Le Maroc a deux objectifs en Amérique latine. Il cherche, à la fois une diversification de ses partenaires économiques, afin de renforcer sa position de porte d’entrée pour le marché africain, et des soutiens supplémentaires au plan d’autonomie des provinces du Sud. Le port de Dakhla est l’un des projets structurants permettant de conjuguer ces deux objectifs et de donner au Royaume le statut géopolitique et géoéconomique qu’il ambitionne. Ce statut nouveau au sein de ce Forum est très positif pour le Royaume, car chaque pays d’Amérique centrale élabore, bien évidemment, sa propre politique étrangère en fonction de ses intérêts spécifiques. La mise en place d’une stratégie diplomatique parlementaire cohérente et visant la défense et la promotion des intérêts cités ci-dessus permettra au Maroc de présenter la vision Royale à plusieurs pays au sein d’un seul et même espace de dialogue et d’échange.

Comment ce nouveau statut pourrait-il favoriser la position du Maroc dans son plaidoyer en faveur de la marocanité du Sahara ?

Ce nouveau statut pourrait bien entendu renforcer la position du Maroc au sein des instances internationales concernant le Sahara, car il lui donne une opportunité supplémentaire pour faire avancer ses arguments historiques, politiques et juridiques dans une région qui connaît peu ou mal ce conflit artificiel et dans laquelle une certaine idéologie a joué un rôle négatif depuis bientôt 50 ans.

Quels leviers diplomatiques le Maroc pourrait-il utiliser pour renforcer son plaidoyer concernant le Sahara marocain dans le cadre de ce nouveau partenariat ?

Parmi les leviers diplomatiques que le Royaume pourrait mettre en avant, il y a bien entendu les accords culturels, universitaires et commerciaux. Les phosphates ont également un rôle significatif à jouer comme levier de négociations, du fait du rôle central de l’OCP dans ce domaine sur le plan international. Le Maroc pourrait l’utiliser comme effet de levier du fait des besoins croissants qu’en ont les pays membres du Forum FOPREL, dans le domaine agricole notamment.

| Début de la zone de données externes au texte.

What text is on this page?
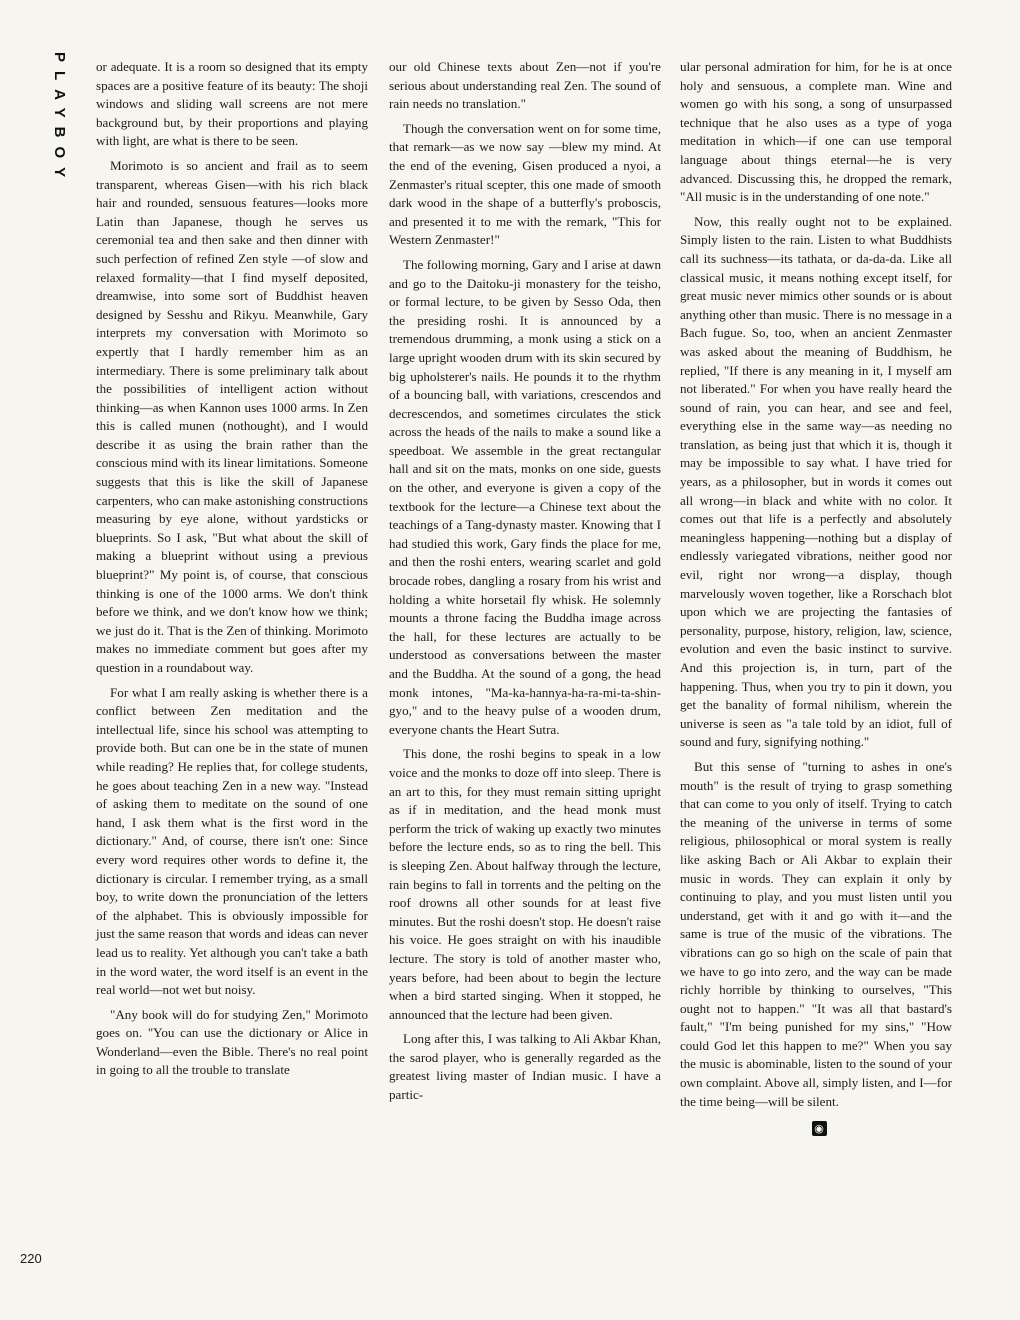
PLAYBOY
220

or adequate. It is a room so designed that its empty spaces are a positive feature of its beauty: The shoji windows and sliding wall screens are not mere background but, by their proportions and playing with light, are what is there to be seen.

Morimoto is so ancient and frail as to seem transparent, whereas Gisen—with his rich black hair and rounded, sensuous features—looks more Latin than Japanese, though he serves us ceremonial tea and then sake and then dinner with such perfection of refined Zen style —of slow and relaxed formality—that I find myself deposited, dreamwise, into some sort of Buddhist heaven designed by Sesshu and Rikyu. Meanwhile, Gary interprets my conversation with Morimoto so expertly that I hardly remember him as an intermediary. There is some preliminary talk about the possibilities of intelligent action without thinking—as when Kannon uses 1000 arms. In Zen this is called munen (nothought), and I would describe it as using the brain rather than the conscious mind with its linear limitations. Someone suggests that this is like the skill of Japanese carpenters, who can make astonishing constructions measuring by eye alone, without yardsticks or blueprints. So I ask, "But what about the skill of making a blueprint without using a previous blueprint?" My point is, of course, that conscious thinking is one of the 1000 arms. We don't think before we think, and we don't know how we think; we just do it. That is the Zen of thinking. Morimoto makes no immediate comment but goes after my question in a roundabout way.

For what I am really asking is whether there is a conflict between Zen meditation and the intellectual life, since his school was attempting to provide both. But can one be in the state of munen while reading? He replies that, for college students, he goes about teaching Zen in a new way. "Instead of asking them to meditate on the sound of one hand, I ask them what is the first word in the dictionary." And, of course, there isn't one: Since every word requires other words to define it, the dictionary is circular. I remember trying, as a small boy, to write down the pronunciation of the letters of the alphabet. This is obviously impossible for just the same reason that words and ideas can never lead us to reality. Yet although you can't take a bath in the word water, the word itself is an event in the real world—not wet but noisy.

"Any book will do for studying Zen," Morimoto goes on. "You can use the dictionary or Alice in Wonderland—even the Bible. There's no real point in going to all the trouble to translate

our old Chinese texts about Zen—not if you're serious about understanding real Zen. The sound of rain needs no translation."

Though the conversation went on for some time, that remark—as we now say —blew my mind. At the end of the evening, Gisen produced a nyoi, a Zenmaster's ritual scepter, this one made of smooth dark wood in the shape of a butterfly's proboscis, and presented it to me with the remark, "This for Western Zenmaster!"

The following morning, Gary and I arise at dawn and go to the Daitoku-ji monastery for the teisho, or formal lecture, to be given by Sesso Oda, then the presiding roshi. It is announced by a tremendous drumming, a monk using a stick on a large upright wooden drum with its skin secured by big upholsterer's nails. He pounds it to the rhythm of a bouncing ball, with variations, crescendos and decrescendos, and sometimes circulates the stick across the heads of the nails to make a sound like a speedboat. We assemble in the great rectangular hall and sit on the mats, monks on one side, guests on the other, and everyone is given a copy of the textbook for the lecture—a Chinese text about the teachings of a Tang-dynasty master. Knowing that I had studied this work, Gary finds the place for me, and then the roshi enters, wearing scarlet and gold brocade robes, dangling a rosary from his wrist and holding a white horsetail fly whisk. He solemnly mounts a throne facing the Buddha image across the hall, for these lectures are actually to be understood as conversations between the master and the Buddha. At the sound of a gong, the head monk intones, "Ma-ka-hannya-ha-ra-mi-ta-shin-gyo," and to the heavy pulse of a wooden drum, everyone chants the Heart Sutra.

This done, the roshi begins to speak in a low voice and the monks to doze off into sleep. There is an art to this, for they must remain sitting upright as if in meditation, and the head monk must perform the trick of waking up exactly two minutes before the lecture ends, so as to ring the bell. This is sleeping Zen. About halfway through the lecture, rain begins to fall in torrents and the pelting on the roof drowns all other sounds for at least five minutes. But the roshi doesn't stop. He doesn't raise his voice. He goes straight on with his inaudible lecture. The story is told of another master who, years before, had been about to begin the lecture when a bird started singing. When it stopped, he announced that the lecture had been given.

Long after this, I was talking to Ali Akbar Khan, the sarod player, who is generally regarded as the greatest living master of Indian music. I have a partic-

ular personal admiration for him, for he is at once holy and sensuous, a complete man. Wine and women go with his song, a song of unsurpassed technique that he also uses as a type of yoga meditation in which—if one can use temporal language about things eternal—he is very advanced. Discussing this, he dropped the remark, "All music is in the understanding of one note."

Now, this really ought not to be explained. Simply listen to the rain. Listen to what Buddhists call its suchness—its tathata, or da-da-da. Like all classical music, it means nothing except itself, for great music never mimics other sounds or is about anything other than music. There is no message in a Bach fugue. So, too, when an ancient Zenmaster was asked about the meaning of Buddhism, he replied, "If there is any meaning in it, I myself am not liberated." For when you have really heard the sound of rain, you can hear, and see and feel, everything else in the same way—as needing no translation, as being just that which it is, though it may be impossible to say what. I have tried for years, as a philosopher, but in words it comes out all wrong—in black and white with no color. It comes out that life is a perfectly and absolutely meaningless happening—nothing but a display of endlessly variegated vibrations, neither good nor evil, right nor wrong—a display, though marvelously woven together, like a Rorschach blot upon which we are projecting the fantasies of personality, purpose, history, religion, law, science, evolution and even the basic instinct to survive. And this projection is, in turn, part of the happening. Thus, when you try to pin it down, you get the banality of formal nihilism, wherein the universe is seen as "a tale told by an idiot, full of sound and fury, signifying nothing."

But this sense of "turning to ashes in one's mouth" is the result of trying to grasp something that can come to you only of itself. Trying to catch the meaning of the universe in terms of some religious, philosophical or moral system is really like asking Bach or Ali Akbar to explain their music in words. They can explain it only by continuing to play, and you must listen until you understand, get with it and go with it—and the same is true of the music of the vibrations. The vibrations can go so high on the scale of pain that we have to go into zero, and the way can be made richly horrible by thinking to ourselves, "This ought not to happen." "It was all that bastard's fault," "I'm being punished for my sins," "How could God let this happen to me?" When you say the music is abominable, listen to the sound of your own complaint. Above all, simply listen, and I—for the time being—will be silent.

◉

Quelles synergies peuvent être envisagées avec d’autres partenariats comme celui avec le Parlement d’Amérique centrale (Parlacen), ou encore le statut de membre observateur permanent auprès du Parlement latino-américain et caribéen (Parlatino) ?

La multiplication et le renforcement de la présence marocaine dans ces organisations est une nécessité absolue. Elles permettront de mettre en avant la vision Royale par le biais des canaux distincts que sont ces organisations interparlementaires. Ceci nécessite donc une collaboration étroite et solide entre les deux Chambres et un certain nombre de ministères. Le processus de consolidation des relations avec les Parlements d’Amérique latine est un choix stratégique pour le Maroc dans le cadre de la coopération Sud-Sud. Pour que cela soit efficace, le profil des parlementaires est capital pour mieux analyser les enjeux et défendre avec efficience la cause nationale. La création du Forum parlementaire afro-latino-américain «AFROLAC», en 2019, en est un autre exemple. Il est aussi impératif de sortir de cette vision de l’Amérique latine comme étant un ensemble cohérent. Il faut affiner l’analyse, en ayant une approche spécifique par ensemble sous-régionaux latino-américains et par pays, conjuguée à une capacité d’action pour pouvoir promouvoir les intérêts du Maroc et au premier plan la question du Sahara.